Aims. The different groups of objects can be expected to have different structural signatures in high-angular-resolution data, related to gaps, dust settling, and flaring. We aim to use such data to gain new insight into disk structure and evolution.
Methods. Over the past 10 years, the MIDI instrument on the Very Large Telescope Interferometer has collected observations of several tens of protoplanetary disks. We modeled the large set of observations with simple geometric models and compared the characteristic sizes among the different objects. A population of radiative-transfer models was synthesized for interpreting the mid-infrared signatures.
Results. Objects with similar luminosities show very different disk sizes in the mid-infrared. This may point to an intrinsic diversity or could also hint at different evolutionary stages of the disks. Restricting this to the young objects of intermediate mass, we confirm that most group I disks are in agreement with being transitional (i.e., they have gaps).
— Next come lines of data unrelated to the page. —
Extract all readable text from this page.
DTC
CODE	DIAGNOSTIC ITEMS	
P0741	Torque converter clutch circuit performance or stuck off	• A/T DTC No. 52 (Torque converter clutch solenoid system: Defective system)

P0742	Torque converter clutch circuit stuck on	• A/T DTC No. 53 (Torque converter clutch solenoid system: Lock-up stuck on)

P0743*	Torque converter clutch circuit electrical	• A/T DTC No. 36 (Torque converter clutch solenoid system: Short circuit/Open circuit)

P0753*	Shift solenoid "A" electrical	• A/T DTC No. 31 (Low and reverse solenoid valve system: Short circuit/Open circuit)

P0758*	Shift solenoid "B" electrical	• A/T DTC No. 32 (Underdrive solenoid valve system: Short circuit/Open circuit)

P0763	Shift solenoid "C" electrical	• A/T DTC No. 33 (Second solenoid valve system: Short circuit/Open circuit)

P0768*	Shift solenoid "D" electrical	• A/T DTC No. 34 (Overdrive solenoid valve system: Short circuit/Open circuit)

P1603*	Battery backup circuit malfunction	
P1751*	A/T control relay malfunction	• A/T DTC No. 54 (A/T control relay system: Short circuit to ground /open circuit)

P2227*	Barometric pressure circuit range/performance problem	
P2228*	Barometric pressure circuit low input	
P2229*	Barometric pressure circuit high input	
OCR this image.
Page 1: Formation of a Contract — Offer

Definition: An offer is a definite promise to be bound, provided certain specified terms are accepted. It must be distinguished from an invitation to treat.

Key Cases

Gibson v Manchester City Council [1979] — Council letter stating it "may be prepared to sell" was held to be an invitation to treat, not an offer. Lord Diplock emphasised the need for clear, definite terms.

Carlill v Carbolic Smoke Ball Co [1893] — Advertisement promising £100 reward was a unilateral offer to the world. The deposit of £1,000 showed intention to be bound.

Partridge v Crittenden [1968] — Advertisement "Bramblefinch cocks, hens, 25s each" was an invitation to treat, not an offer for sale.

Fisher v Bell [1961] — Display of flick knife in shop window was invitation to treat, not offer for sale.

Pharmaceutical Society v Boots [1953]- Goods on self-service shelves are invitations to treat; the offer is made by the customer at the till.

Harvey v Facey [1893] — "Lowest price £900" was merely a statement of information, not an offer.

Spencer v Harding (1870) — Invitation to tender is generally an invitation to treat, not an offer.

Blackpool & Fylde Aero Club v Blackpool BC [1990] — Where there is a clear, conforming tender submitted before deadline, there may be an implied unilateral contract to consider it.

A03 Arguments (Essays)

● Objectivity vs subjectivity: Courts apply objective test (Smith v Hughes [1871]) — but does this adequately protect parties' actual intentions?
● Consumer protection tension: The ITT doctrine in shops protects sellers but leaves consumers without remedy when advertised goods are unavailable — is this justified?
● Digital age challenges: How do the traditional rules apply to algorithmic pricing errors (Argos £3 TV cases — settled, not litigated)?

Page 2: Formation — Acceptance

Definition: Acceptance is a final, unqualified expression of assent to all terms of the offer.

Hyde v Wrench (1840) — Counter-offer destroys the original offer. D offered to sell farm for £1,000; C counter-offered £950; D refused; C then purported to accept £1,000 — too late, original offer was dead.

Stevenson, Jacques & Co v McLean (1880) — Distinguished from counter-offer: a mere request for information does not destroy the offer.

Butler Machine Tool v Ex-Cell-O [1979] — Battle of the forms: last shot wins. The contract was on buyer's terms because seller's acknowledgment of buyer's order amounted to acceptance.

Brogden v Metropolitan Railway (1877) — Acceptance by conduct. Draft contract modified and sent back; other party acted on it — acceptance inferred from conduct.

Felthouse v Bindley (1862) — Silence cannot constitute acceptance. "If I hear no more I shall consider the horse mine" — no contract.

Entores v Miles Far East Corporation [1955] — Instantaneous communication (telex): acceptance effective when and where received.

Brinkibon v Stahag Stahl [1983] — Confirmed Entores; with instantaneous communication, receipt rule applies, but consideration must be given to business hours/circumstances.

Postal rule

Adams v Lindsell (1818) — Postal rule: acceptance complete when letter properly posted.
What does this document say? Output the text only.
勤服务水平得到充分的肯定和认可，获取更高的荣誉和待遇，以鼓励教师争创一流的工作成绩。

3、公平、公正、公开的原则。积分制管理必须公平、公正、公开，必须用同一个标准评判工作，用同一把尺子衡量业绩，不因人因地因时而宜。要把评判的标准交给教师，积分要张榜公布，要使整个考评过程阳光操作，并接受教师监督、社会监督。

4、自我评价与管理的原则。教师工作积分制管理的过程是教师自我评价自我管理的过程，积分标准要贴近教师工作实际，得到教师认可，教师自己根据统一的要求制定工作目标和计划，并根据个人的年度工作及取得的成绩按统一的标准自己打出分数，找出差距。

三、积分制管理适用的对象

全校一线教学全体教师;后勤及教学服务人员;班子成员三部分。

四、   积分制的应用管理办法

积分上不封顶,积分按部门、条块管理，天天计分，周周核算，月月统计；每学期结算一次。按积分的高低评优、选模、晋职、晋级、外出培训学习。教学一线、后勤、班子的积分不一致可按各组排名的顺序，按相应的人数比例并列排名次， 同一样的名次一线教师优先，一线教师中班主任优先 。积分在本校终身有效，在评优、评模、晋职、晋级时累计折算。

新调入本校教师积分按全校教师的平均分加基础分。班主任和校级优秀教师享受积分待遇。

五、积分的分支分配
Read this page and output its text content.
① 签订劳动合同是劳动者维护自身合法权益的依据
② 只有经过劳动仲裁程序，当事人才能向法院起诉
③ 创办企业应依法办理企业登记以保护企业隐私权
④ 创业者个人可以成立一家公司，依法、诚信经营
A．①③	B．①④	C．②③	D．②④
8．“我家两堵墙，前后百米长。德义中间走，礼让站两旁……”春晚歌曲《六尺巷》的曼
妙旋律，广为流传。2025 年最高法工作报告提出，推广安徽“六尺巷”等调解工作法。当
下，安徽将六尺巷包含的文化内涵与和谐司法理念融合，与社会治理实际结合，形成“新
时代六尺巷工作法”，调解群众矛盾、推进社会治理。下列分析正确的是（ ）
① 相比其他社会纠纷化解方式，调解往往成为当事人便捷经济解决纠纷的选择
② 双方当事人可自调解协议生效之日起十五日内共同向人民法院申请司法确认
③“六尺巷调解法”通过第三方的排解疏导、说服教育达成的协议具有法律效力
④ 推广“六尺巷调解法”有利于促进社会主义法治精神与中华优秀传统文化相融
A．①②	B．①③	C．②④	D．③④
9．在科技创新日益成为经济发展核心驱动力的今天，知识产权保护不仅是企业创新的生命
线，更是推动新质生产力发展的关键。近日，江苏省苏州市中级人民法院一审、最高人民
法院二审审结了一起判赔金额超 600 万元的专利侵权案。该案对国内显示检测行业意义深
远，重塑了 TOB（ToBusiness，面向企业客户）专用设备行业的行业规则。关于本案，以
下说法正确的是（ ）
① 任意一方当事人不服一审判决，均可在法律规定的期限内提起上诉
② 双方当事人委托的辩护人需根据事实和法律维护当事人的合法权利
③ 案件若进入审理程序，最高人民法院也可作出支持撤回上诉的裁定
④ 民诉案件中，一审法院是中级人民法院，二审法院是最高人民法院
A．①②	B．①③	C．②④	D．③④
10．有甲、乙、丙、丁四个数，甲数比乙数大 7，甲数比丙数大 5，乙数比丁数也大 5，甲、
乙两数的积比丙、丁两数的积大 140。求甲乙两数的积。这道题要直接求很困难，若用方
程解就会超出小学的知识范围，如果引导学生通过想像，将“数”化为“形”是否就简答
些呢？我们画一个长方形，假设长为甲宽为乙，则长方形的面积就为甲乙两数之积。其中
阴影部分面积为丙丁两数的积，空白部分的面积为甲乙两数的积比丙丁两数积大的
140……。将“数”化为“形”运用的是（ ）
We find that several group II objects have mid-infrared sizes and colors that overlap with sources classified as group I, transition disks. This suggests that these sources have gaps, which has been demonstrated for a subset of them. This may point to an intermediate population between gapless and transition disks.
Conclusions. Flat disks with gaps are most likely descendants of flat disks without gaps. Potentially related to the formation of massive bodies, gaps may therefore even develop in disks in a far stage of grain growth and settling. The evolutionary implications of this new population could be twofold. Either gapped flat disks form a separate population of evolved disks or some of them may evolve further into flaring disks with large gaps. The latter transformation may be governed by the interaction with a massive planet, carving a large gap and dynamically exciting the grain population in the disk.